An important part of setting up an Elasticsearch cluster is to configure snapshots. I recently set up snapshots to Backblaze B2, an affordable alternative to AWS S3. This is a complete example of configuring them.
Setup
Steps:
- Configure “/etc/elasticsearch/elasticsearch.yml”. Add the following lines to the end of the “elasticsearch.yml” on all nodes:
s3.client.backblaze.protocol: https
s3.client.backblaze.path_style_access: true
- Restart elasticsearch.
- Configure your Backblaze account secrets. You will need to use the Elasticsearch keystore to set the values for “s3.client.backblaze.access_key” and “s3.client.backblaze.secret_key”:
elasticsearch keystore add s3.client.backblaze.access_key
<Enter the Backblaze access key>
elasticsearch keystore add s3.client.backblaze.secret_key
<Enter the Backblaze secret key>
- Set up “/etc/elasticsearch/backblaze_repository” on all nodes. Put in the correct values for your bucket and endpoint.
{
"type": "s3",
"settings": {
"bucket": "YOUR_BUCKET_NAME",
"endpoint": "ENDPOINT (may be s3.us-west-001.backblazeb2.com)",
"client": "backblaze",
"protocol": "https"
}
}
- Load the above repository on one node (replace “” in command):
curl -k -u 'elastic:<PASSWORD>' -H'Content-Type: application/json' -XPUT 'https://localhost:9200/_snapshot/backblaze' --data '@/etc/elasticsearch/backblaze_repository'
At this point you should be able to go to Kibana and in the menu select “Stack Management” -> “Data” -> “Snapshot and Restore” and click on the “Repositories” tab, and see “backblaze”. Click on the “backblaze” repository and click “Verify repository” to ensure it is working.

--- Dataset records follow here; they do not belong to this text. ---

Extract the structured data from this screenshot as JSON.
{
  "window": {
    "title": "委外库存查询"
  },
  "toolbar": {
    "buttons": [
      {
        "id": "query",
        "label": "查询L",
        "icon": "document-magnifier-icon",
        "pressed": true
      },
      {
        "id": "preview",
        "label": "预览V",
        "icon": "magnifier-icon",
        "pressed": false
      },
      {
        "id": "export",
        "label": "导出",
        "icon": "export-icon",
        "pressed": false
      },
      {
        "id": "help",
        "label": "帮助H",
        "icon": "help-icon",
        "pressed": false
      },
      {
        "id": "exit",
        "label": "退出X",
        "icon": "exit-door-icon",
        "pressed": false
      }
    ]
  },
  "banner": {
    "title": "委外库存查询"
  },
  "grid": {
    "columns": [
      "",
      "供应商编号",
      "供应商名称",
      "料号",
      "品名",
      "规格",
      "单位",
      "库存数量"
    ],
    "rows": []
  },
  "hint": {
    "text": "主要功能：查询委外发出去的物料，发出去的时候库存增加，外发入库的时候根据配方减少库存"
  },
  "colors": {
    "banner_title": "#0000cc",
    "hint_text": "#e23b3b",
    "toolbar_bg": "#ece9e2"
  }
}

Use the “Policies” tab of the above page to set up snapshot policies, say for “daily” schedule.
A word on pricing
AWS pricing can be tricky to compare. Normal S3 pricing is $23/TB, where B2 is $6. However AWS Glacier can drop that pricing to $4 or $1. However, Glacier has additional overhead per object, which they charge for. Putting small files in Glacier can be more expensive than normal S3. ElasticSearch snapshots are a mix of small and large files so it may be a good choice, but to get to $1/TB you need to be ok with it taking 12 hours to grab snapshots, and you’ll need to know what files you need to get. If you are storing large amounts of data, it may be worth the savings, but for a couple bucks a month, we just use Backblaze.